Can we trust the dream still? Is it still possible to believe that we
can be One? In a post 9/11 world, in a world in which it seems that
people have become so cruel to one another, where terror kidnaps our
attention every day, when everyone— a church— so terribly
polarized and where people can get so mean sometimes, where promises are
broken and grudges hoarded like pennies in a penny drawer. Like a prison
flower, the dream is alive and it is coming true! Make no mistake about
it, my friends, like a prison flower it grows. It is alive still! Look
around you here: Missouri in the heart of D.C., a Catholic priest
preaching at an Episcopalian cathedral with a Presbyterian choir,
gathered with people from many nations and all different faiths and
none! It is coming true right here.
Today is Missouri Day at the National Cathedral. Missouri brings unique
gifts to our nation’s table. At the very founding of our state, we were
created out of a willingness to work together, to negotiate in what is
called the Missouri Compromise. We are in the middle of the middle:
north and south and east and west converge just there. Our mighty rivers
connect the nation with itself. The great exploration of 200 years ago
now—Lewis and Clark—with all its even unknown obstacles, began there.
But, whatever makes us Missourians unique, or even good or maybe great,
is not so that others see that and know that. It is rather only so that
we can be at the service of this dream. It matters for nothing else.
What’s more, I would say that of this nation. If the U.S. is great, that
greatness is a collective yawn to God unless all our greatness and
wealth and skill and success—all of it, everything!—is at the service of
lifting up and connecting every human being of the earth, one with
another in love. What’s more, I’d say the same about our church. I am
not a Catholic Christian or you an Episcopalian Christian or you a
Muslim or Hindu or Jew for its own sake, but so that I can fall through
all that into the dream God has for the world. I’m not a man who is a
good Catholic. I am Catholic so that I can be a good human being. I hope
to God our faiths make us more capable of that! Or they are for
nothing! Nothing!
God is poking at us in this gospel parable. We are the judge “who
respected not other human beings,” and God is like the widow, who just
wouldn’t let go.The widow God is poking at us, prodding us to get on
with it, to dream the world Jesus lived for and died for, and to realize
it in every choice. The dream will not go away! It will persist! God
will not give up on it. Neither can we! For not even death, and
certainly not the worst evil, will ever stop it.
When you see love anywhere, get down on your knees because it is a sign
that the dream is coming true. When you stumble across division and
disunity still, decide then and there to lay down your life until that
oneness God dreamed is realized.
Somebody gave me a dream catcher recently (shows dream catcher). I didn’t have the
nerve to tell them that I already have one. It’s right up there! (points
to the cross above) Our dream catcher is the cross of Jesus.
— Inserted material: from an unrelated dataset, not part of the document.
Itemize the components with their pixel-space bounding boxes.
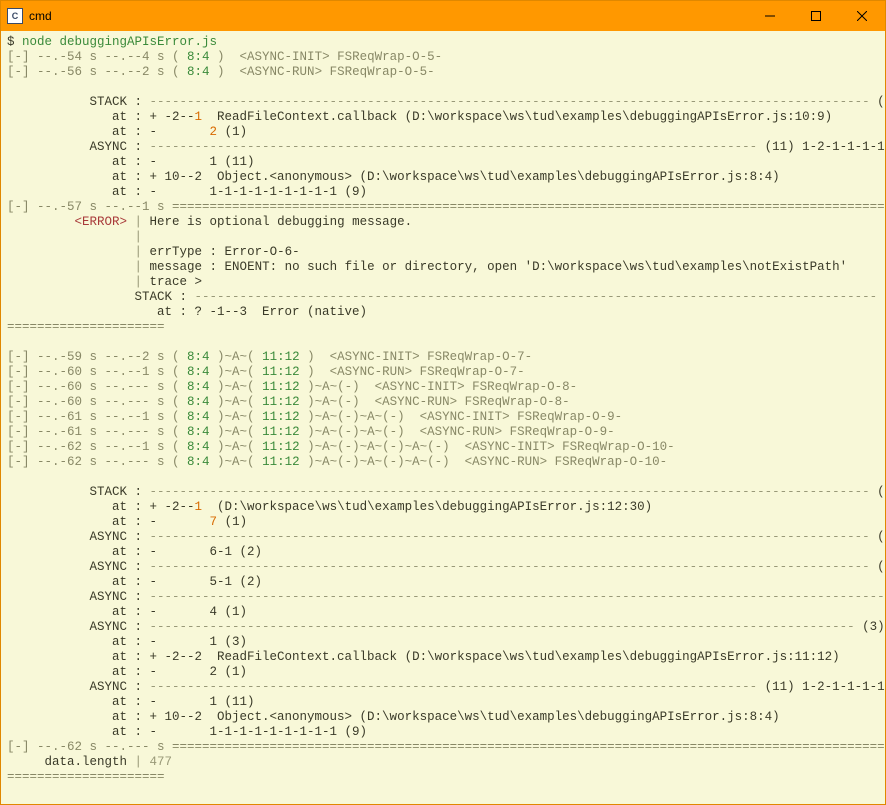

There is a story of a new religion teacher for preschool children who
had planned to end her first class with the exercise: “here’s the
church, here’s the steeple, open the doors and see all the people”
having all the children join in. But just as class was about to begin,
the principal came to the door to tell her that another little girl
would be joining her class, and this little girl had just one arm. The
teacher wished she could have prepared the class so that they would not
embarrass the little girl, but she welcomed her into the class. As the
class was ending, she led the kids in that little exercise: “here’s the
church, here’s …” And then it dawned on her that she had done the very
thing she was afraid one of the kids would do to that little girl with
one arm, and put her in an impossible situation. When she looked up,
though, what she saw was a little boy from the next row go over to the
little girl, and he gave her his right hand, and together they made the
church and the steeple and the people.
Little kids dream big dreams. So does God.